Significantly, the latest surge in violence in Afghanistan, especially in Wardak, 30 kilometers east of Kabul, and in Sarobi, is not the result of Taliban guerrillas alone. Local tribal chiefs, clerics and warlords who previously submitted to the writ of the Kabul government have rallied under the generic name of the Taliban to drive out foreign occupation forces.

The authoritative Senlis Council, an international policy think-tank, said in a statement on Wednesday that international efforts to contain the Taliban insurgency in Afghanistan are failing and reinforcements are needed. The latest fighting "sends a clear message that current Western strategy in Afghanistan is failing", it said.

"Until now, Western leaders have been in denial about the true extent of Taliban presence in Afghanistan, and their ability to move swiftly on the Afghan capital." The council said NATO, which has about 53,000 soldiers in the country, should increase its force to 80,000.

A vacuum in Pakistan
This is the security situation after nearly nine years of Musharraf acting (some would say not acting) as the US's point man in the "war in terror" - he was president as well as chief of army staff.

The direction Pakistan takes in the immediate post-Musharraf era will have a crucial bearing on the Taliban-led insurgency in Afghanistan and militancy in Pakistan. The new president will not necessarily be integral to this - the position is now largely a ceremonial one. Rather, the military and the civilian government will determine the country's direction.

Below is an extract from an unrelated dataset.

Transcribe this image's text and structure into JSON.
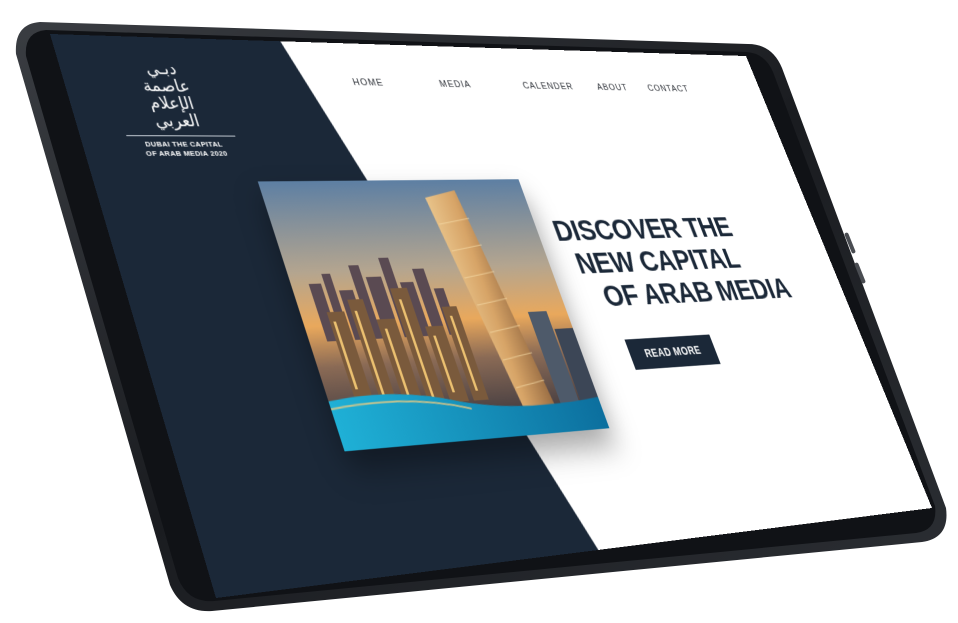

But within 24 hours of Musharraf's exit from the presidential palace tensions had already resurfaced between the lead parties of the ruling coalition government, the Pakistan People's Party (PPP) of assassinated former prime minister Benazir Bhutto and the Pakistan Muslim League-Nawaz (PML-N), led by another former prime minister, Nawaz Sharif.

The parties had temporarily buried their differences in a drive to impeach Musharraf, but the problems have re-emerged, notably that of the reinstatement of the judiciary, which Musharraf dismissed last year to ensure his re-election as president.

Sharif is obsessed that the judiciary be restored, including deposed chief justice Iftikhar Chaudhry, as this was one of his main election promises. Asif Zardari, the widower of Benazir Bhutto and head of the PPP, has told Sharif that he does not trust Chaudhry. Zardari is concerned that Chaudhry will revoke the National Reconciliation Ordinance which protects him from corruption cases registered against him in local and international courts.

At the same time, Zardari aims to get indemnity through parliament for Musharraf against any possible charges, but this is the last thing to which Sharif would agree.

The lawyers' movement that emerged when the judiciary was dismissed is threatening more protests, and it has grown into a potent force.

This is clearly a government of disunity, destined to endless feuding and paralysis - a situation militants will exploit to the full, as they have since Musharraf shed his uniform last November.

One of the key tactics of Islamic militants is to exploit political power vacuums, economic crises or any other problems to push a country towards disintegration.

In Pakistan and Afghanistan, this process is underway. In Zardari's case, his presidential pardon through an ordinance could be withdrawn by the courts, and his political career would be over. In Kabul, President Hamid Karzai only survives because of the foreign troops in the country, and his writ barely extends beyond Kabul. If the militants manage to present themselves in an articulate manner to the masses, it would be a catalyst for change, and not the way the West would want.

"All sorts of social, political and economic vacuums are growing in Muslim societies and it is an historical fact that in the Muslim world the reaction to such situations has always emanated from movements led by the religious forces," Pakistani Muslim intellectual Shahnawaz Farooqui, author of three books on the relation of Islam and the West, told Asia Times Online.

The Taliban-led insurgency in Afghanistan and the militant strongholds in swathes of Pakistan appear to prove the point.